HELP me SOLVE THE PROBLEM!

[carlycakes]

a dome is in the form of a partial sphere, with a hemisphere of a radius 20 ft on top and the remaining part of the sphere extending 10 feet to the ground from the center of the sphere. Find the surface area of the dome the the nearest square foot.
----------------
can you please show me step-by-step process to get the answer! thanksss!

 

[mmm4444bot]

the remaining part of the sphere extending 10 feet to the ground

I'm having trouble understanding your description of the dome.

Is the dome composed of a hemisphere on top of a cylinder, where both the hemisphere and cylinder have radius 20, and the cylinder has height 10 ?

OR, perhaps, the dome is a sphere, with the bottom vertical 10 feet missing, as in the image below.

Please clarify.

[attachment=0:14iof74l]MyOtherGuess.JPG[/attachment:14iof74l]

 

[carlycakes]

thats all the question...i wrote it exactly how it is

 

[galactus]

It would appear you are describing a 'zone' os the sphere as mmm has outlined. There is a portion of 10 feet under the ground, so to speak.
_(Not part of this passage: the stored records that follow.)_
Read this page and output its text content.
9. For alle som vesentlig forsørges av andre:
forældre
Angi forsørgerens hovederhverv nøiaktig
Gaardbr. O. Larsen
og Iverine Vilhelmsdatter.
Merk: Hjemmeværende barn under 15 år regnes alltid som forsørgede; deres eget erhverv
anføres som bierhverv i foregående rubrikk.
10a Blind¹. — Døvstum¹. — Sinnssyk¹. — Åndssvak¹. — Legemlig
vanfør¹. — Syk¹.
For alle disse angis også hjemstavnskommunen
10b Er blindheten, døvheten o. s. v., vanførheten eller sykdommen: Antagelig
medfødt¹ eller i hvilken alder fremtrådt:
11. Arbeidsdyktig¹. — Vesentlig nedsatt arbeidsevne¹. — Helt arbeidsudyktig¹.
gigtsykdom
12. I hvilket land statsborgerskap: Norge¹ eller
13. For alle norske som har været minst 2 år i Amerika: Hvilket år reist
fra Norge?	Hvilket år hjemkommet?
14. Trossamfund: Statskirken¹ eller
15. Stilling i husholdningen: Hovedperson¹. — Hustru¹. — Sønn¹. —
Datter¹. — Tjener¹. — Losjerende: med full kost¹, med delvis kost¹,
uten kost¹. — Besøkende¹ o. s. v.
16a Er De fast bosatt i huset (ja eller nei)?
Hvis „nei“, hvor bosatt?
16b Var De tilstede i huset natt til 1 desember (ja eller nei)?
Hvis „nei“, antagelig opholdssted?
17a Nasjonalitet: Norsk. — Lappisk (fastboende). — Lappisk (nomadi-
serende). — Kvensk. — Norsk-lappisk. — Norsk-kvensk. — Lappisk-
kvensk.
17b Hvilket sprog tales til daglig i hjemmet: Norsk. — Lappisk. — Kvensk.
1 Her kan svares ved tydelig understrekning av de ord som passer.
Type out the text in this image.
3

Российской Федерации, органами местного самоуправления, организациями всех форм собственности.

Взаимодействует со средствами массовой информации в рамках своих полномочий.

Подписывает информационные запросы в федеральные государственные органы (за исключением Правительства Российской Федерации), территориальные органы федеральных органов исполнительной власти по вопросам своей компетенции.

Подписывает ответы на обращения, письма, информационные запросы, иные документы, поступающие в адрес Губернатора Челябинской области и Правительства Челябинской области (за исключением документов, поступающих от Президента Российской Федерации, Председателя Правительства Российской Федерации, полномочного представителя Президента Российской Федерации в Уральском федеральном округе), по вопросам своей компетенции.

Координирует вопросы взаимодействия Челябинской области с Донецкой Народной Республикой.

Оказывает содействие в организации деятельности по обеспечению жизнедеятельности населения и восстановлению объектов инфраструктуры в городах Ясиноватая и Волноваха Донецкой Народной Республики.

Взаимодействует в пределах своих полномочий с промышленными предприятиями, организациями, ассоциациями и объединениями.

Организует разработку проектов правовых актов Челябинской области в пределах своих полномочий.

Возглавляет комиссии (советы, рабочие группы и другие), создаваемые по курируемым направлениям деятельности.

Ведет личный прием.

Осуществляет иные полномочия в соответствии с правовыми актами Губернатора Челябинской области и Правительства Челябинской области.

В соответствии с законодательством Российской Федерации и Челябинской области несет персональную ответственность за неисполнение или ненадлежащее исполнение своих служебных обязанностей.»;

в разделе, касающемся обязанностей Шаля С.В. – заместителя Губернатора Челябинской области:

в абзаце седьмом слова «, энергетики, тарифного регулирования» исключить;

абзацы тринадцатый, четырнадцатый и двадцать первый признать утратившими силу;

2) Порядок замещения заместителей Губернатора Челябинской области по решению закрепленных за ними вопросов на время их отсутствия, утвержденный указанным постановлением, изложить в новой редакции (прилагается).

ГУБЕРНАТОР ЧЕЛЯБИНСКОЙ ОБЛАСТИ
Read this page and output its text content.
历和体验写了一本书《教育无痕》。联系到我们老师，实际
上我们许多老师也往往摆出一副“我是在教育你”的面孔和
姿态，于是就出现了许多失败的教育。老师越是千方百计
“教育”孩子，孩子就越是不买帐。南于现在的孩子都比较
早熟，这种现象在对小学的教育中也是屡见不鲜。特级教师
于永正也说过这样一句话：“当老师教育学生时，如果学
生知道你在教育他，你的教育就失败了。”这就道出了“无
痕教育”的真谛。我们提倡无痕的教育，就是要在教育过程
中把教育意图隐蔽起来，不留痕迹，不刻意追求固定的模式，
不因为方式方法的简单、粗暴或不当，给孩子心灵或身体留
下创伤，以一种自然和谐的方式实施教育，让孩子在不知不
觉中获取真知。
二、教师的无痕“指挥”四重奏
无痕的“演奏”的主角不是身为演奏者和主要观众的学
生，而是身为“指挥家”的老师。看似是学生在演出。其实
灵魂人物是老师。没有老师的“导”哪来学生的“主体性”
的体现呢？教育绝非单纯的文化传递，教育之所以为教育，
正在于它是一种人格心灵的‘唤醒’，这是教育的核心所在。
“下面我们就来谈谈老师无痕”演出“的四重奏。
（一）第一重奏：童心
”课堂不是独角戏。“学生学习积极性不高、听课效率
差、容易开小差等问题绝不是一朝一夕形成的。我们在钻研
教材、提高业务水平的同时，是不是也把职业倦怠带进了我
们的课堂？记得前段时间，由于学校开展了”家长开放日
Use \(\displaystyle f(x)=\sqrt{20^{2}-x^{2}}, \;\ f'(x)=\frac{-x}{\sqrt{20^{2}-x^{2}}}\)

\(\displaystyle 1+[f'(x)]^{2}=\frac{400}{400-x^{2}}\)

\(\displaystyle S=2{\pi}\int_{-10}^{20}\sqrt{400-x^{2}}(\frac{20}{\sqrt{400-x^{2}}})dx\)

\(\displaystyle 2{\pi}\cdot 20\int_{-10}^{20}dx\)

This should give you the surface area of the exposed region.

We could also do this in general and show that the surface area depends only on the radius of the sphere and the height of the zone and not on the location of the zone.